Agricultural development in Indonesia is a major focus of a multinational farming project between New Zealand’s University of Massey and East Indonesia’s University of Mataram.
Five academics from the University of Mataram visited New Zealand from 26 February to 8 March to develop educational programmes for Indonesian farmers in collaboration with academics from Massey's Institute of Agriculture and Environment.
Back in Indonesia, the academics are now producing guidelines to train field staff at Agribusiness Support Centres on monitoring and evaluating projects, which Chris Anderson, associate professor at Massey's Institute of Agriculture and Environment, said would assist in allowing Indonesian farmers to “farm smarter and ultimately lead better lives”.

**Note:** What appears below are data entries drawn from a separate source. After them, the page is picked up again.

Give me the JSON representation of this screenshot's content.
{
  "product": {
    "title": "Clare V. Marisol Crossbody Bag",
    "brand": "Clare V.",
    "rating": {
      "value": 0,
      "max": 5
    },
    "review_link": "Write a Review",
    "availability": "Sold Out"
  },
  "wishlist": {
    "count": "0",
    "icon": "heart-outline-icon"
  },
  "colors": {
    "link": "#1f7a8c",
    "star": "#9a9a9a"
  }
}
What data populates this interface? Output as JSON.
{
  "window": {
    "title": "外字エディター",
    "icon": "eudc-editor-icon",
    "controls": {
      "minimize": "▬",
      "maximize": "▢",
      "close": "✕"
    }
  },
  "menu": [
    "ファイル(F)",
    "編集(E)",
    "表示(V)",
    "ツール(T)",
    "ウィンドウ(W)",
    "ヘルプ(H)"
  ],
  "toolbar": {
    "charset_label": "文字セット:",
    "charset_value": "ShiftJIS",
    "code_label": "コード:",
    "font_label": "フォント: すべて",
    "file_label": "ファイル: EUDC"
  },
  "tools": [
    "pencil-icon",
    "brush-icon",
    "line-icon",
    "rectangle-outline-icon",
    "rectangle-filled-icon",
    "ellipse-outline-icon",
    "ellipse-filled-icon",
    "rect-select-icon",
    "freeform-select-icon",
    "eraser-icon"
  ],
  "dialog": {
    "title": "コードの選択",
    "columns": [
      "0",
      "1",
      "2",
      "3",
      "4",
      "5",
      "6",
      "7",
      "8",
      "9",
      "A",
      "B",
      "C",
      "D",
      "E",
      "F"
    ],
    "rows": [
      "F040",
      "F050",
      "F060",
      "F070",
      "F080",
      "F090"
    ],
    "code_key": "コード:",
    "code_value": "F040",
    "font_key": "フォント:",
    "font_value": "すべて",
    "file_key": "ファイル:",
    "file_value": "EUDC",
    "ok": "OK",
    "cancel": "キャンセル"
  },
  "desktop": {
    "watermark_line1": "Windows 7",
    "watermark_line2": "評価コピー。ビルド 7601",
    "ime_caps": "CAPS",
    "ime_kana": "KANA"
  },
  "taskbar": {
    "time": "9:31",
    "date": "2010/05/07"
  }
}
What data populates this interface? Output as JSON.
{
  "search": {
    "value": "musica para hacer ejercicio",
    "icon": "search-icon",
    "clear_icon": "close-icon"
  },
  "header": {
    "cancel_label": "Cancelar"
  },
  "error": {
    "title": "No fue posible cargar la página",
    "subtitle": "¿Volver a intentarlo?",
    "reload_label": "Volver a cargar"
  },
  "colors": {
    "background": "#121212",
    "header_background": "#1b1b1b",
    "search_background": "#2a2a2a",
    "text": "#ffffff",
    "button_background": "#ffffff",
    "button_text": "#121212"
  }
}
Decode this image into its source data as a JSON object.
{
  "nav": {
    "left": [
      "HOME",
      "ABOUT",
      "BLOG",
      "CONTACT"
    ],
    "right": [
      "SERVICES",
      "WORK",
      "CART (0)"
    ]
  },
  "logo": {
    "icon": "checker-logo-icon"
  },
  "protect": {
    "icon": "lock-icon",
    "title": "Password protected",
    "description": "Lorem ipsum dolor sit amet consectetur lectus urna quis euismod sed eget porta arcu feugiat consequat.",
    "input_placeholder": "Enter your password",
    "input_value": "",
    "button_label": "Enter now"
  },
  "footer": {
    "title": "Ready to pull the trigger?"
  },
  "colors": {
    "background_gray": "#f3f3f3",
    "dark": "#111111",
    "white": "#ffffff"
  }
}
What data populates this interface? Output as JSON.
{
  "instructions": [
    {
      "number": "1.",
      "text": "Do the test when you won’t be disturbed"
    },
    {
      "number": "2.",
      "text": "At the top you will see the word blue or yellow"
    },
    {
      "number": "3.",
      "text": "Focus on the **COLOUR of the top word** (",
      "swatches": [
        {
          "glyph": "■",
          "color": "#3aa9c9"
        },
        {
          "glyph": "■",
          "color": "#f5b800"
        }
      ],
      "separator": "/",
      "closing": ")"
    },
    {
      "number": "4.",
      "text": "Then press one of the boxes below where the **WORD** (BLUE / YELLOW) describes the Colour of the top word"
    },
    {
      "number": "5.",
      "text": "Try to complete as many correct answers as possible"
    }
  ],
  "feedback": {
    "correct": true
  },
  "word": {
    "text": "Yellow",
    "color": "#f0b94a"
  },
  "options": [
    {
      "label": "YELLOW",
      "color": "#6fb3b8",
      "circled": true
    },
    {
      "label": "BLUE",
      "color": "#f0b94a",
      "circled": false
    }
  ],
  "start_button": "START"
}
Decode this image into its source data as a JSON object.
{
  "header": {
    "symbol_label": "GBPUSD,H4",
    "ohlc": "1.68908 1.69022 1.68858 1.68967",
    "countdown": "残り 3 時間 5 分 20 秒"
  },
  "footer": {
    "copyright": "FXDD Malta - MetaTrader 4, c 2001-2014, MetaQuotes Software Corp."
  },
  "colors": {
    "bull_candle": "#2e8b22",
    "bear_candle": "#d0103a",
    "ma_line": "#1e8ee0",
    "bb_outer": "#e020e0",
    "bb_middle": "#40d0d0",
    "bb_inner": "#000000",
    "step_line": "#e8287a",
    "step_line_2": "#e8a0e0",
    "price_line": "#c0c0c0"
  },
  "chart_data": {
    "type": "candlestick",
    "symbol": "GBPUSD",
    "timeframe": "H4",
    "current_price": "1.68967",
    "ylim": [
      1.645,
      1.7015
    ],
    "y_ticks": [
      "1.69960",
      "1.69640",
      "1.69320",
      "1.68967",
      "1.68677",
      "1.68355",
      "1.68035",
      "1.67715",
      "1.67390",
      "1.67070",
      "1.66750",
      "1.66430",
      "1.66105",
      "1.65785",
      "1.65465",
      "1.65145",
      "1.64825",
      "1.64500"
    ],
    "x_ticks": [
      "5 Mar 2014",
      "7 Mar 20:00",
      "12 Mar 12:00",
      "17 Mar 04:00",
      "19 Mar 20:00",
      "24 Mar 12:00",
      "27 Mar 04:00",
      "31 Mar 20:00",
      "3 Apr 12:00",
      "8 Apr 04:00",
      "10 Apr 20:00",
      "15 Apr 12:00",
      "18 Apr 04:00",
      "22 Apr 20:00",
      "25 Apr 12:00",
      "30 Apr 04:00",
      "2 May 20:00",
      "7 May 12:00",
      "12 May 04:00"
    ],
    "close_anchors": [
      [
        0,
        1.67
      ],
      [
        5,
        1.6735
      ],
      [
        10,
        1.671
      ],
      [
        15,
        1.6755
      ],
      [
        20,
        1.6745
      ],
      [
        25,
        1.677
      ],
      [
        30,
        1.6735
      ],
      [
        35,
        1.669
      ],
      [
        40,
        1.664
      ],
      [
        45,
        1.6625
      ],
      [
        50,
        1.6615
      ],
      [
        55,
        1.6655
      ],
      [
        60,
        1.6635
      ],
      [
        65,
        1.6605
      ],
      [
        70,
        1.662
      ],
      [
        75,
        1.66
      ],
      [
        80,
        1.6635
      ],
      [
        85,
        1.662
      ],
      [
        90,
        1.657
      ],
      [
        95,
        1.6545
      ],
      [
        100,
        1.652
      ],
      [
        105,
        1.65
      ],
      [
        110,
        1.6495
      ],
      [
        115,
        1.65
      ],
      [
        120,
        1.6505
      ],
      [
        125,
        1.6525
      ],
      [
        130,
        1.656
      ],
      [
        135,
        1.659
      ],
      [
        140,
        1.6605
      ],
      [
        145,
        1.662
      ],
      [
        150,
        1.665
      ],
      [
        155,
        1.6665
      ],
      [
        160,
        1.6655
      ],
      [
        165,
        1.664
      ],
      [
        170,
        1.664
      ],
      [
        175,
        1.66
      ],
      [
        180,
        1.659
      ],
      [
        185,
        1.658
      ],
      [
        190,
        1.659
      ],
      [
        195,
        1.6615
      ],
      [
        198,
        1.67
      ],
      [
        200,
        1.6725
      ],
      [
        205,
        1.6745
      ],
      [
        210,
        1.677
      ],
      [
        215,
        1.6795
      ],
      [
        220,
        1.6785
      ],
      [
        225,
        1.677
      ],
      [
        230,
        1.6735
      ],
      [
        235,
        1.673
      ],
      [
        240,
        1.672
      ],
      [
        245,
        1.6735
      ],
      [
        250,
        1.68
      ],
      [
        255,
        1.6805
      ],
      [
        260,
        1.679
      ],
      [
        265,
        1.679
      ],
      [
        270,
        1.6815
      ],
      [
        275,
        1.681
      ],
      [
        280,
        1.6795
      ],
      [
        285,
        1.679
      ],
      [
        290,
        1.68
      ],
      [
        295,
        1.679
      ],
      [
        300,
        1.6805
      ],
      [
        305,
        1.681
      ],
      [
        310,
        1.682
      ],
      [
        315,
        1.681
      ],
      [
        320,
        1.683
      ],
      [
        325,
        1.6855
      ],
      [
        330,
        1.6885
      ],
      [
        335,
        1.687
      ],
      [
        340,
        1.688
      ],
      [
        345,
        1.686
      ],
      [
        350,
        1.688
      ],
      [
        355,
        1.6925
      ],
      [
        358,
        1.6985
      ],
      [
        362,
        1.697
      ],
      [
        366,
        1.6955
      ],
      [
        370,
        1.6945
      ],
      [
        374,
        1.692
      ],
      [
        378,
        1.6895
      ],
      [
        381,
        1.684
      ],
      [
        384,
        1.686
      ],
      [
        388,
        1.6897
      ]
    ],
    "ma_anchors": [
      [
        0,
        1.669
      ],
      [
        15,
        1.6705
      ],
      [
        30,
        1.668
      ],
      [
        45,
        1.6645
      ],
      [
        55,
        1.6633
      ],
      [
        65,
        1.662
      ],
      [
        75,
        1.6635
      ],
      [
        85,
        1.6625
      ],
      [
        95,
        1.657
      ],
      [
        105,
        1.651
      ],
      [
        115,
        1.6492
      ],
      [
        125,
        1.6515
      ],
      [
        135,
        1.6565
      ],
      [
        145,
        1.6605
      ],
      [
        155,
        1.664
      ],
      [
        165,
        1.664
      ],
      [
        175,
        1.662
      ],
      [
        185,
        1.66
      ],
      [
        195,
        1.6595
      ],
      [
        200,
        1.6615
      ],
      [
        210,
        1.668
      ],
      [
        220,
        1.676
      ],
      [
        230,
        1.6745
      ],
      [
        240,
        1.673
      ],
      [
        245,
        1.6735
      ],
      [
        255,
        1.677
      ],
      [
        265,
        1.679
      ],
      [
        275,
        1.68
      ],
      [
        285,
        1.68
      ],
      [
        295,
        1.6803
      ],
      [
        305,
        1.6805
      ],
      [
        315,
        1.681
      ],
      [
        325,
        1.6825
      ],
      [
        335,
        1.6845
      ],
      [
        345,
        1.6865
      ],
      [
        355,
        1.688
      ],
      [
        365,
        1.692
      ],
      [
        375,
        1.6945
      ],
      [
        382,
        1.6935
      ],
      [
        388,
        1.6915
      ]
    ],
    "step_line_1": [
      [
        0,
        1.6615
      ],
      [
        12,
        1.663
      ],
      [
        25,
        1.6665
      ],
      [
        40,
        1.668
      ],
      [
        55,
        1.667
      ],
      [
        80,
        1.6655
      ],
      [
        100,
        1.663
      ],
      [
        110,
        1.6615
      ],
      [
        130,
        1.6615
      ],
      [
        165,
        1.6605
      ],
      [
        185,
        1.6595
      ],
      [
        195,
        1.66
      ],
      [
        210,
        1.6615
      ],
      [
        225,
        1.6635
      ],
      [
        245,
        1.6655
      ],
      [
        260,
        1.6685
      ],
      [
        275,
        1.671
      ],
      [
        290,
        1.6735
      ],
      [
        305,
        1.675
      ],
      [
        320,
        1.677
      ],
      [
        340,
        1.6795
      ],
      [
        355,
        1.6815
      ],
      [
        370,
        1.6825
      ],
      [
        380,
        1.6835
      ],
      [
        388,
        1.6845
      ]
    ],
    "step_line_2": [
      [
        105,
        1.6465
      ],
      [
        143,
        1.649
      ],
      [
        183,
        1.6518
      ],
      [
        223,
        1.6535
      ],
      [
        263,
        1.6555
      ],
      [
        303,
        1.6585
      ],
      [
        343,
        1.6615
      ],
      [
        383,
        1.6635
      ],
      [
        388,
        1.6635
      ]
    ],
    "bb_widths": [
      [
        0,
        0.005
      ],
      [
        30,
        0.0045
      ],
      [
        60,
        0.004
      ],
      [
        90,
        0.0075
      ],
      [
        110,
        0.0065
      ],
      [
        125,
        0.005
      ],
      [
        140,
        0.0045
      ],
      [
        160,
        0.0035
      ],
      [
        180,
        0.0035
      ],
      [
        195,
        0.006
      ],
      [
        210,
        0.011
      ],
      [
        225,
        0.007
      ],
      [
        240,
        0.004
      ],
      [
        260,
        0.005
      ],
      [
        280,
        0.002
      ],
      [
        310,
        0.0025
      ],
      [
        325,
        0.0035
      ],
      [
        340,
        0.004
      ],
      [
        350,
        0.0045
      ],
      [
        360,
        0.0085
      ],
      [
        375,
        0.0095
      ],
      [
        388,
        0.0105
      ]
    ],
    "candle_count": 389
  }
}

“A New Zealand Farmer decides how to manage production by looking at the maximum output they can get without detrimental effects on future output of that farm. Using a variety of tools at their disposal, they would find a level that meets this year’s optimum without harming future production,” Anderson said.
“An Indonesia farmer often doesn’t have the luxury of thinking about next year or have the tools to be efficient, and may overwork the land just to produce enough food to feed their family through the dry season – only to suffer the after effects of such an aggressive farming method in the future.”
The programme includes working with fresh fruit and vegetable growers in North Lombok, and is part of the four-year NZ$4.2m ‘East Indonesia Innovative Farm Systems and Capability for Agribusiness Activity’ project.